Pengacara: Penjaga Pasal atau Penafsir Keadilan?
Di dunia hukum, perubahan tak kalah dramatis. Dulu, pengacara adalah penjaga logika, pengurai pasal, dan penggali preseden. Tapi kini, AI bisa membaca ribuan dokumen hukum dalam hitungan detik, menyusun argumen hukum berdasarkan yurisprudensi global, bahkan memprediksi hasil sidang berdasarkan pola keputusan hakim.
Di Amerika Serikat, firma hukum besar sudah menggunakan AI untuk menyaring bukti, menyiapkan gugatan, dan menilai risiko hukum. Di Inggris, sistem AI digunakan untuk menyusun kontrak dan mediasi daring. Di Indonesia, meski belum masif, tren ini mulai merayap---dari chatbot hukum hingga analisis dokumen berbasis machine learning.
Namun, seperti halnya dokter, pengacara bukan sekadar profesi teknis. Ia adalah penjaga keadilan, penafsir nilai, dan pelindung hak-hak yang tak tertulis. AI bisa menyusun argumen, tapi tidak bisa merasakan ketidakadilan. Ia bisa membaca pasal, tapi tidak bisa menangis bersama korban.
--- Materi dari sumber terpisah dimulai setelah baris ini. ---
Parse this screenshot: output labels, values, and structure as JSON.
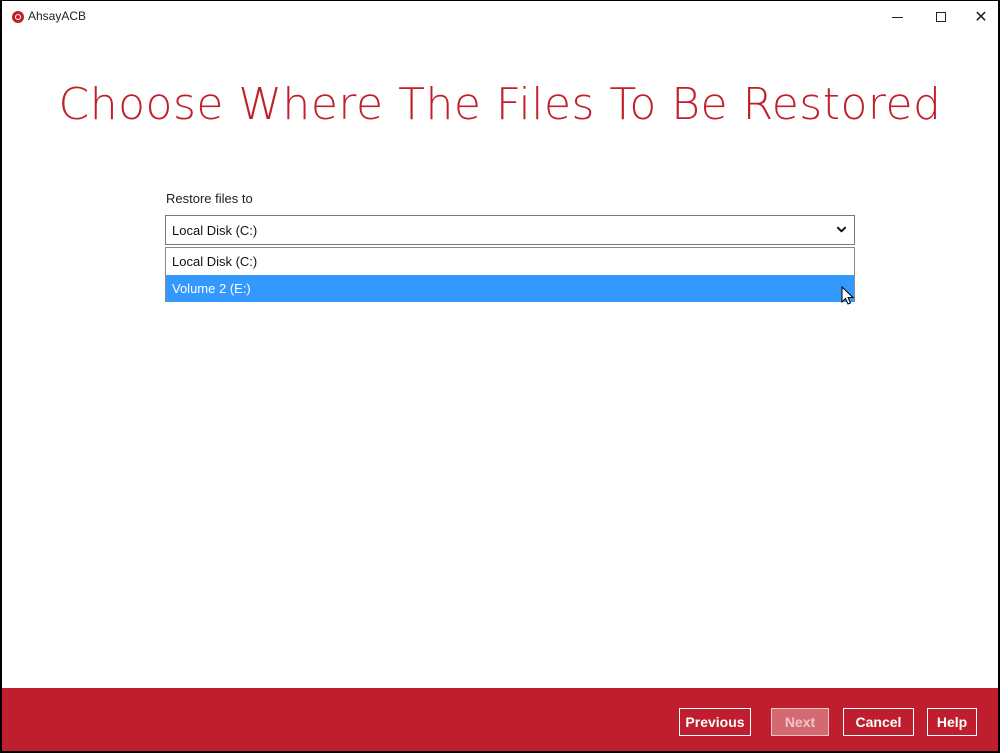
{
  "window": {
    "title": "AhsayACB",
    "icons": {
      "logo": "ahsay-logo-icon",
      "minimize": "minimize-icon",
      "maximize": "maximize-icon",
      "close": "close-icon"
    },
    "close_glyph": "✕"
  },
  "heading": "Choose Where The Files To Be Restored",
  "restore": {
    "label": "Restore files to",
    "selected": "Local Disk (C:)",
    "options": [
      "Local Disk (C:)",
      "Volume 2 (E:)"
    ],
    "highlighted_option": "Volume 2 (E:)"
  },
  "footer": {
    "previous_label": "Previous",
    "next_label": "Next",
    "cancel_label": "Cancel",
    "help_label": "Help"
  },
  "colors": {
    "accent": "#be1e2d",
    "selection": "#3399ff"
  }
}
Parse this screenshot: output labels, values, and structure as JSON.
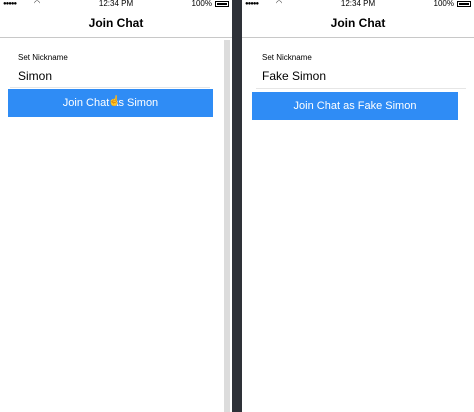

Pendidikan Hukum: Antara Pasal dan Nurani
Di banyak fakultas hukum Indonesia, mahasiswa masih belajar KUHP dan UU secara tekstual. Mereka diuji lewat hafalan, bukan lewat simulasi kasus atau refleksi etis. Etika digital belum menjadi mata kuliah wajib.Â
Padahal, dunia hukum kini berhadapan dengan dilema baru: siapa yang bertanggung jawab jika AI membuat keputusan hukum? Apakah algoritma bisa menjadi subjek hukum?
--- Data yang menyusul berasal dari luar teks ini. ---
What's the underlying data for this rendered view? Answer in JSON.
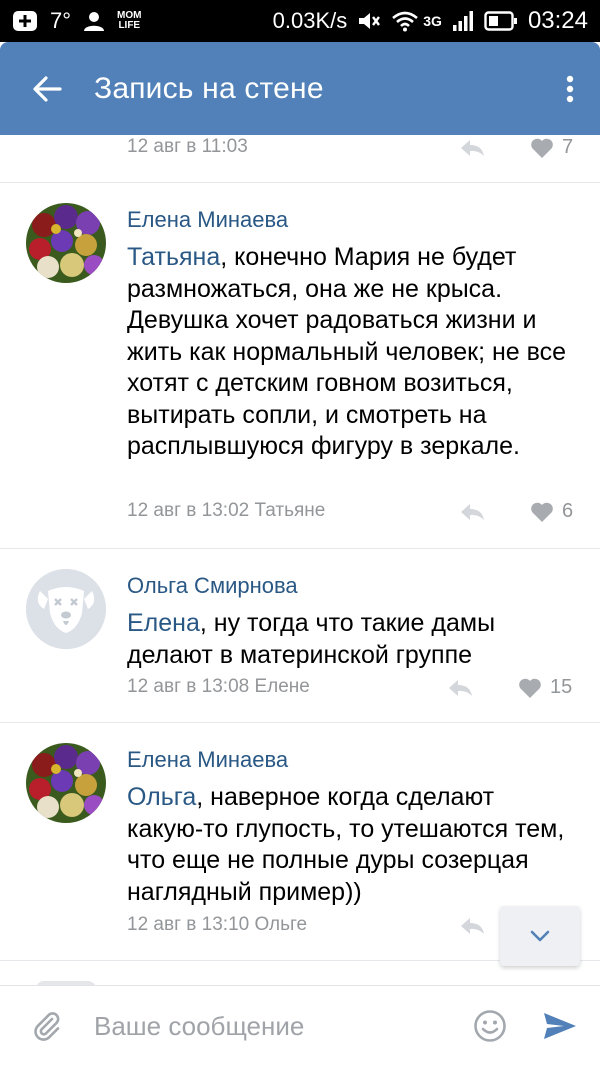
{
  "status_bar": {
    "temperature": "7°",
    "app_badge_line1": "MOM",
    "app_badge_line2": "LIFE",
    "net_speed": "0.03K/s",
    "network_type": "3G",
    "time": "03:24"
  },
  "app_bar": {
    "title": "Запись на стене"
  },
  "feed": {
    "top_partial": {
      "meta": "12 авг в 11:03",
      "likes": "7"
    },
    "comments": [
      {
        "author": "Елена Минаева",
        "mention": "Татьяна",
        "text": ", конечно Мария не будет размножаться, она же не крыса. Девушка хочет радоваться жизни и жить как нормальный человек; не все хотят с детским говном возиться, вытирать сопли, и смотреть на расплывшуюся фигуру в зеркале.",
        "meta": "12 авг в 13:02 Татьяне",
        "likes": "6",
        "avatar": "flowers-avatar"
      },
      {
        "author": "Ольга Смирнова",
        "mention": "Елена",
        "text": ", ну тогда что такие дамы делают в материнской группе",
        "meta": "12 авг в 13:08 Елене",
        "likes": "15",
        "avatar": "default-dog-avatar"
      },
      {
        "author": "Елена Минаева",
        "mention": "Ольга",
        "text": ", наверное когда сделают какую-то глупость, то утешаются тем, что еще не полные дуры созерцая наглядный пример))",
        "meta": "12 авг в 13:10 Ольге",
        "likes": "",
        "avatar": "flowers-avatar"
      }
    ]
  },
  "compose": {
    "placeholder": "Ваше сообщение"
  },
  "colors": {
    "header": "#5181b8",
    "link": "#2a5885",
    "meta": "#939699",
    "divider": "#e7e8ec"
  }
}
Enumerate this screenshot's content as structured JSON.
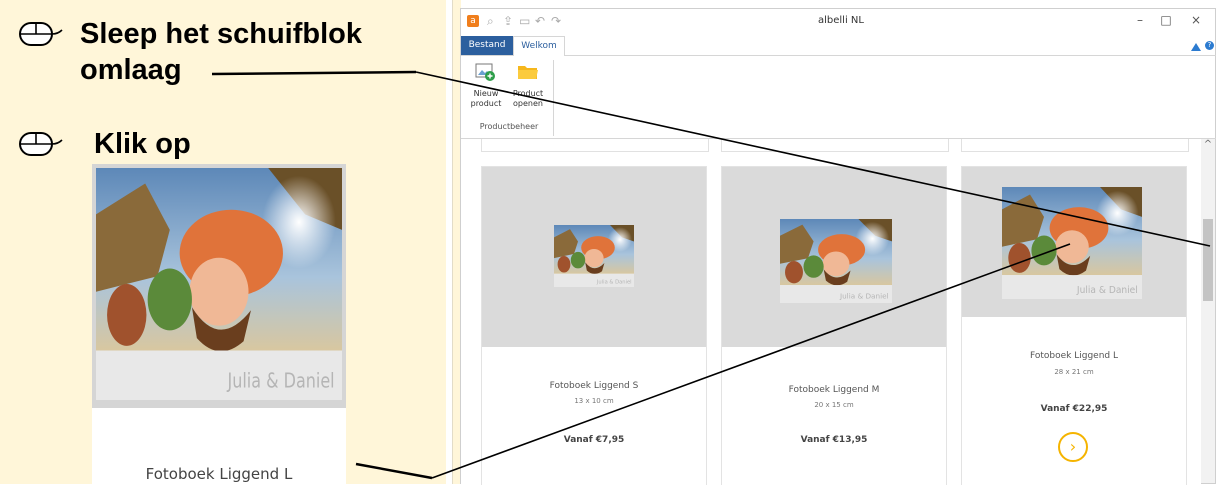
{
  "instructions": {
    "step1": "Sleep het schuifblok omlaag",
    "step2": "Klik op"
  },
  "zoom": {
    "book_text": "Julia & Daniel",
    "caption": "Fotoboek Liggend L"
  },
  "app": {
    "title": "albelli NL",
    "logo": "a",
    "window_buttons": [
      "–",
      "□",
      "×"
    ],
    "tabs": [
      "Bestand",
      "Welkom"
    ],
    "help": "?",
    "ribbon": {
      "buttons": [
        {
          "label_1": "Nieuw",
          "label_2": "product",
          "icon": "new-product-icon"
        },
        {
          "label_1": "Product",
          "label_2": "openen",
          "icon": "folder-open-icon"
        }
      ],
      "group": "Productbeheer"
    },
    "products": [
      {
        "title": "Fotoboek Liggend S",
        "size": "13 x 10 cm",
        "price": "Vanaf  €7,95",
        "book_text": "Julia & Daniel"
      },
      {
        "title": "Fotoboek Liggend M",
        "size": "20 x 15 cm",
        "price": "Vanaf  €13,95",
        "book_text": "Julia & Daniel"
      },
      {
        "title": "Fotoboek Liggend L",
        "size": "28 x 21 cm",
        "price": "Vanaf  €22,95",
        "book_text": "Julia & Daniel",
        "go": "›"
      }
    ],
    "scroll_up": "^"
  },
  "colors": {
    "instruction_bg": "#fff6d9",
    "accent_blue": "#2c5f9e",
    "accent_yellow": "#f5b400",
    "logo_orange": "#f07e1c"
  }
}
Pendidikan hukum harus berani melampaui pasal. Ia harus mengajarkan keberanian untuk bertanya, kepekaan terhadap ketimpangan, dan kemampuan untuk berdialog lintas disiplin. Karena pengacara masa depan bukan hanya ahli hukum, tapi juga penjaga kemanusiaan di tengah sistem yang semakin otomatis.
Pendidikan Karakter: Formalitas atau Fondasi?
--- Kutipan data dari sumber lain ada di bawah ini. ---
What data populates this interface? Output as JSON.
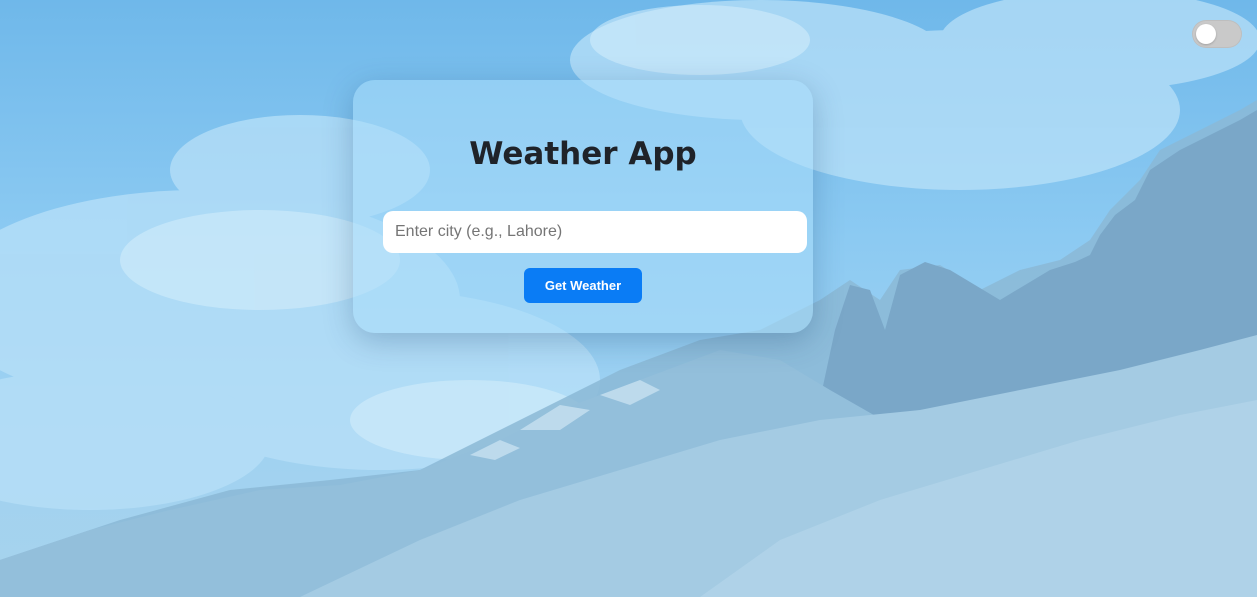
{
  "app": {
    "title": "Weather App"
  },
  "search": {
    "placeholder": "Enter city (e.g., Lahore)",
    "value": ""
  },
  "actions": {
    "get_weather_label": "Get Weather"
  },
  "theme_toggle": {
    "state": "off"
  },
  "colors": {
    "accent": "#0a7cf5",
    "card_tint": "#aadcfa",
    "sky": "#7fc3ef",
    "title_text": "#1f2329"
  }
}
Tarifi menyarankan agar anak muda lebih fokus pada kesadaran emosional dan relasi antarmanusia. Tapi di Indonesia, pendidikan karakter sering kali diajarkan sebagai pelengkap, bukan inti.Â
Pendidikan karakter  menjadi mata pelajaran yang berdiri sendiri, terpisah dari matematika, sejarah, atau biologi. Padahal, karakter seharusnya menjadi benang merah yang menjahit semua pelajaran menjadi satu kain kehidupan.